L'Algérie, j'y suis né le jour du débarquement des Américains, le 8 novembre 1942. J'ai quitté ce pays merveilleux en 1962, pour n'y retourner qu'en août 2004, soit 42 ans plus tard...
Midi-Pyrénées m'a accueilli. J'ai mis du temps pour m'imprégner de Toulouse mais j'ai de suite été charmé par ce massif montagneux et ses rivières vagabondes que je parcours avec amour...Ah ces chères Pyrénées, que je m'y trouve bien ...! Vous y trouverez de nombreux articles dédiés à cette magnifique région et la capitale de Midi Pyrénées : Toulouse
L'Algérie, j'y suis revenu dix fois depuis; j'ai apprécié la chaleur de l'accueil, un accueil inégalé de par le monde.......L'espérance d'abord ...Une relative désillusion ensuite...Pourquoi alors que le pays a un potentiel énorme...Les gens sont perdus et ne savent pus que faire....Les jeunes n'en parlons pas, ils ne trouvent leur salut que dans la fuite....Est-il bon de dénoncer cela?
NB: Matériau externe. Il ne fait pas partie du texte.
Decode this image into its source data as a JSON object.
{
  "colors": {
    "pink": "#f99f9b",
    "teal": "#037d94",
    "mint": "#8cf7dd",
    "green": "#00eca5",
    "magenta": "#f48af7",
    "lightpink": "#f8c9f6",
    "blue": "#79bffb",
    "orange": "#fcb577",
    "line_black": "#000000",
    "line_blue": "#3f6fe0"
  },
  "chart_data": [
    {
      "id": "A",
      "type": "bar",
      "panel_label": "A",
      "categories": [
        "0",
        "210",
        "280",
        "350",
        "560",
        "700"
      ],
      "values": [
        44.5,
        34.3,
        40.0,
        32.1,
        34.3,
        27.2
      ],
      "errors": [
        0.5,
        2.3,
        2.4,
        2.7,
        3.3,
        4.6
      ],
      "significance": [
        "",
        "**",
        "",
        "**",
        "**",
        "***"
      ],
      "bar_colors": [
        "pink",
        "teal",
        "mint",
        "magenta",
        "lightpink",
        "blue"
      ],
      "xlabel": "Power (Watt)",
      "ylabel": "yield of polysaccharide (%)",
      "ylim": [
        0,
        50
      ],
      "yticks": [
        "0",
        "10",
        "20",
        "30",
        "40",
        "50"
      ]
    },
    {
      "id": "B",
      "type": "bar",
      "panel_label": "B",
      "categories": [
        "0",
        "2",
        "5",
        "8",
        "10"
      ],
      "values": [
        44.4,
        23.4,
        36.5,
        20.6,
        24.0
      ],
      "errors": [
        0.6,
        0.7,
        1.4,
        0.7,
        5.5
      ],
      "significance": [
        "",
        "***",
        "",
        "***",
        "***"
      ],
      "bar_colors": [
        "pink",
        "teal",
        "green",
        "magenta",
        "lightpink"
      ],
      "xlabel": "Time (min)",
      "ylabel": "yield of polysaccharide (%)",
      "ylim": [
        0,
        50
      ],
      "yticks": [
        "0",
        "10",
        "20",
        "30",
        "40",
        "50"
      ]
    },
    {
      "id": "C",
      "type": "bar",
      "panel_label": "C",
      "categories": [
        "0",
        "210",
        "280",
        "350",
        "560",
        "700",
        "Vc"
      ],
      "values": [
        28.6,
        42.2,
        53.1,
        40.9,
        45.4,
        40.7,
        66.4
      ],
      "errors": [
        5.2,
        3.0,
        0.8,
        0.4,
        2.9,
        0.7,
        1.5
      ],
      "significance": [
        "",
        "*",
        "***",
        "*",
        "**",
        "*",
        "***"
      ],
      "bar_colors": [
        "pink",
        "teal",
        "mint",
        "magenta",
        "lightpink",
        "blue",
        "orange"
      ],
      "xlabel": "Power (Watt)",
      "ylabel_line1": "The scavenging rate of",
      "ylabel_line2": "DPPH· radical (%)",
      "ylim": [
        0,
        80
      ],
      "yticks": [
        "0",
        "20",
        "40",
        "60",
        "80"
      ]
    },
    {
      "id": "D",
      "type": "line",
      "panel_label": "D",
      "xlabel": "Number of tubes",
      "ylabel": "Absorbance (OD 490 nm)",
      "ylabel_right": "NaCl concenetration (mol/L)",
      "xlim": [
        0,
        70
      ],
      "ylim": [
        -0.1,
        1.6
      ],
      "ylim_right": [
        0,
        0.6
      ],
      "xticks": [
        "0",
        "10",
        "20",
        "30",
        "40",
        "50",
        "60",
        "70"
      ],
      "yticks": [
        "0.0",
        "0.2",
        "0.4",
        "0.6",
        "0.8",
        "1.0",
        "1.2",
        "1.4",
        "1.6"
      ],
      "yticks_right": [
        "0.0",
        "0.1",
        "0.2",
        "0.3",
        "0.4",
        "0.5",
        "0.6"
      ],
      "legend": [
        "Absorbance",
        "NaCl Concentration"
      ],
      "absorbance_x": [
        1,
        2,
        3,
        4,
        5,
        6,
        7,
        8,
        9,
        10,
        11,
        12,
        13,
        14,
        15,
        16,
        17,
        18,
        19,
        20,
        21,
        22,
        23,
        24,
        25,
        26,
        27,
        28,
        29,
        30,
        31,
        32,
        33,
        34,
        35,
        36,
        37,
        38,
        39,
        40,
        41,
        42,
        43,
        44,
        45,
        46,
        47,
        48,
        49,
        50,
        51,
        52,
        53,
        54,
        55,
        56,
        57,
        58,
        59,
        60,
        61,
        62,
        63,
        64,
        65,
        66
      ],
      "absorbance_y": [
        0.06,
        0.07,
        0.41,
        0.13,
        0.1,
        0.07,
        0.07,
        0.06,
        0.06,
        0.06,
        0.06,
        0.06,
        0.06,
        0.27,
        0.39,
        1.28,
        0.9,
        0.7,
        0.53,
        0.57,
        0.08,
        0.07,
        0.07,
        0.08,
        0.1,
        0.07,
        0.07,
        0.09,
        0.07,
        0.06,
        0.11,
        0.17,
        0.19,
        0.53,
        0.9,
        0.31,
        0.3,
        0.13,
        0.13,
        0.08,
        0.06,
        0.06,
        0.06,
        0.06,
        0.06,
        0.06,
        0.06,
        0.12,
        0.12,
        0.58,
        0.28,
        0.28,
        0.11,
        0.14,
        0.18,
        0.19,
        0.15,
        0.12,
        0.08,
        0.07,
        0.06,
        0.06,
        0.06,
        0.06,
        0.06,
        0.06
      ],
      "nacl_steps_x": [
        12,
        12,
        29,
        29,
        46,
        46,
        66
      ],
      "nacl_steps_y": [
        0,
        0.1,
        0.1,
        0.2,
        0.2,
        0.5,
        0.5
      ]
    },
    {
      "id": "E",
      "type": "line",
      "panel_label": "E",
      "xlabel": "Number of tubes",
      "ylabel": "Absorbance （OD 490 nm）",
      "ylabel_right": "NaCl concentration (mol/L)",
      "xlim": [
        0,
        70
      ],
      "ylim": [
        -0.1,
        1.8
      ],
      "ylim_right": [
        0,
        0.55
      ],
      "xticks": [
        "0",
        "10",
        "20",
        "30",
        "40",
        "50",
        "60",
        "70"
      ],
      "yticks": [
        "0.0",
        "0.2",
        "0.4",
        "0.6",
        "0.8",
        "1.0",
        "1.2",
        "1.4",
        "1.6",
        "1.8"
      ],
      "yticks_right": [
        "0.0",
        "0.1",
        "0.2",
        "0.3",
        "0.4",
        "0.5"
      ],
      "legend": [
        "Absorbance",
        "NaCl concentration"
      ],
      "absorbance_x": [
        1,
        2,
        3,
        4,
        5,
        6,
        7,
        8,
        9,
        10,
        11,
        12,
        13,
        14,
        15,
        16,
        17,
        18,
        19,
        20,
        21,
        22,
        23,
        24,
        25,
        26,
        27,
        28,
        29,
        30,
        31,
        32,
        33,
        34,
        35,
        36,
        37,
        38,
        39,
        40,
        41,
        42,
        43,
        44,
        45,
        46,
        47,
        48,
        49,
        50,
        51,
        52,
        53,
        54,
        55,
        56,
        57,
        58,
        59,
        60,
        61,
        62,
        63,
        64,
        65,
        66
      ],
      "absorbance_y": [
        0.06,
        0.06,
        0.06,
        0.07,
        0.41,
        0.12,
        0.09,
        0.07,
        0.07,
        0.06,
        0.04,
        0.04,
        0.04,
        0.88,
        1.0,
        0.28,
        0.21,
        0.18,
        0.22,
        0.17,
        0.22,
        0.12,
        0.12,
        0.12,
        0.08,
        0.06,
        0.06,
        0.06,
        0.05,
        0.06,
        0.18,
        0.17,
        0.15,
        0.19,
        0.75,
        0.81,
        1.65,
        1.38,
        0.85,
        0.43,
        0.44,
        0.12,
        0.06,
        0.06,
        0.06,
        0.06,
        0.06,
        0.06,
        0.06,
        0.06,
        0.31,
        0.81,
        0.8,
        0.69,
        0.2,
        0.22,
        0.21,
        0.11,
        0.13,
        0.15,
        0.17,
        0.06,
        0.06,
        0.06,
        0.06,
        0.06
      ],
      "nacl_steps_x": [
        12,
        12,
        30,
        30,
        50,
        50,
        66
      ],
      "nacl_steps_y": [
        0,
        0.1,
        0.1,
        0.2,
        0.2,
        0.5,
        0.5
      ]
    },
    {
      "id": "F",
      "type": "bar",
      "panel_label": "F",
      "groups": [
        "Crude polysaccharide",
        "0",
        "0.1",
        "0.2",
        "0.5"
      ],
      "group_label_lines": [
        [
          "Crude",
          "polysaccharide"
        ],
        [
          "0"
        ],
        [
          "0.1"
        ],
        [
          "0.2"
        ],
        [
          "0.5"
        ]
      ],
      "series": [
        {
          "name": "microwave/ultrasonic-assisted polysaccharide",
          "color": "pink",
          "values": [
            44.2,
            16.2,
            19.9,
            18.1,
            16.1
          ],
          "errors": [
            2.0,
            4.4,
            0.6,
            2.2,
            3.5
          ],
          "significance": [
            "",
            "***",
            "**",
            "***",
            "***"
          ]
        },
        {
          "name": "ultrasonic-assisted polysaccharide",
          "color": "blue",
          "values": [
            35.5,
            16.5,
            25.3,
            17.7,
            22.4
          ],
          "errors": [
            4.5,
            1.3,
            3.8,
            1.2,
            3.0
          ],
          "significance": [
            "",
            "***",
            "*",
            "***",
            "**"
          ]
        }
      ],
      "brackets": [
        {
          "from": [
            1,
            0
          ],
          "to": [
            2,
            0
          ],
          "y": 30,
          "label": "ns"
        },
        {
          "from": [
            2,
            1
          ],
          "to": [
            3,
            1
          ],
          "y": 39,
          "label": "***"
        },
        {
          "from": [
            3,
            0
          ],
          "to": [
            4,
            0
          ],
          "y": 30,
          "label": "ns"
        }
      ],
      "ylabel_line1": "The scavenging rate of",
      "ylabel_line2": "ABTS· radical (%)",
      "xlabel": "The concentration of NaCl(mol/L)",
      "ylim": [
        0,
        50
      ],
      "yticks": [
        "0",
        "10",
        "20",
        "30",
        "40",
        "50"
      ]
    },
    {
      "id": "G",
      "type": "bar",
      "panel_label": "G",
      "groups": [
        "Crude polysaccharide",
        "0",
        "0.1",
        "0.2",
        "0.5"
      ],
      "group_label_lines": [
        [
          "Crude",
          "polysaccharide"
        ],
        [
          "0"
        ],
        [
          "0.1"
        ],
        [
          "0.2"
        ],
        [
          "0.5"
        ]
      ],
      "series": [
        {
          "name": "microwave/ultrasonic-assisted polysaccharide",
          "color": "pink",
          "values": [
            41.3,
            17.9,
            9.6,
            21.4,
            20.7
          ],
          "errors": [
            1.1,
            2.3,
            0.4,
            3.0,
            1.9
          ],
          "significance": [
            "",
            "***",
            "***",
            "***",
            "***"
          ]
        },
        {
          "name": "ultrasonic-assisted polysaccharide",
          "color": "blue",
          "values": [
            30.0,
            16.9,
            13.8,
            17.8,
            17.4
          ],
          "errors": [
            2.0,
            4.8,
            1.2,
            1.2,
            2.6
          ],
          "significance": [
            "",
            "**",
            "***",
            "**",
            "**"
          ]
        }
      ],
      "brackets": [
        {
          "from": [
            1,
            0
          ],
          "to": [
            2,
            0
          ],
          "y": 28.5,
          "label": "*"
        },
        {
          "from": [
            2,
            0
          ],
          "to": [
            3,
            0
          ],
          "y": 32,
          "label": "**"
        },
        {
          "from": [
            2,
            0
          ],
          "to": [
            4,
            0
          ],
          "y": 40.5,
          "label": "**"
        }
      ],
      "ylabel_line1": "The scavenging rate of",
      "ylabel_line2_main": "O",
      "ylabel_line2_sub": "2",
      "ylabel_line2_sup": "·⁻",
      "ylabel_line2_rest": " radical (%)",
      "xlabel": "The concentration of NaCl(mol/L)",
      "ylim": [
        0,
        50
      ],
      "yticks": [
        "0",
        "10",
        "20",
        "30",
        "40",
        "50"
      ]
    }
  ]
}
Ce n'est pas en se taisant que les choses avanceront.
Il y a un décalage énorme entre la pensée du peuple et des amis que je rencontre régulièrement et les propos tenus dans les divers forums qui reprennent généralement les milieux lobbyistes relayant les consignes gouvernementales...
Les piliers de l'Algérie, à savoir, armée, religion et tenants du pouvoir sont un frein au développement de l'Algérie ....Le Pays est en veilleuse....Les gens reçoivent des ….sucettes...Juste le nécessaire... pour que ....rien nez bouge....
Pourtant des individus valeureux il y en a ....Mais pourquoi garder des élites qui pourraient remettre en cause une situation permettant aux tenants des institutions de profiter des immenses ressources de l'Algérie. Le peuple devenu passif n'a plus qu'un seul espoir : Dieu envers qui il se retourne de plus en plus...Dieu et la famille, cette famille qui revêt une importance capitale en Algérie.

Le vent de la réforme n'est pas passé en Algérie tant les citoyens sont sclérosés dans les habitudes et les traditions relevant des siècles passés....La réforme voire la révolution passera....à l'heure d'Internet, on ne peut bâillonner le peuple indéfiniment...Cela prendra du temps mais cela se ferra...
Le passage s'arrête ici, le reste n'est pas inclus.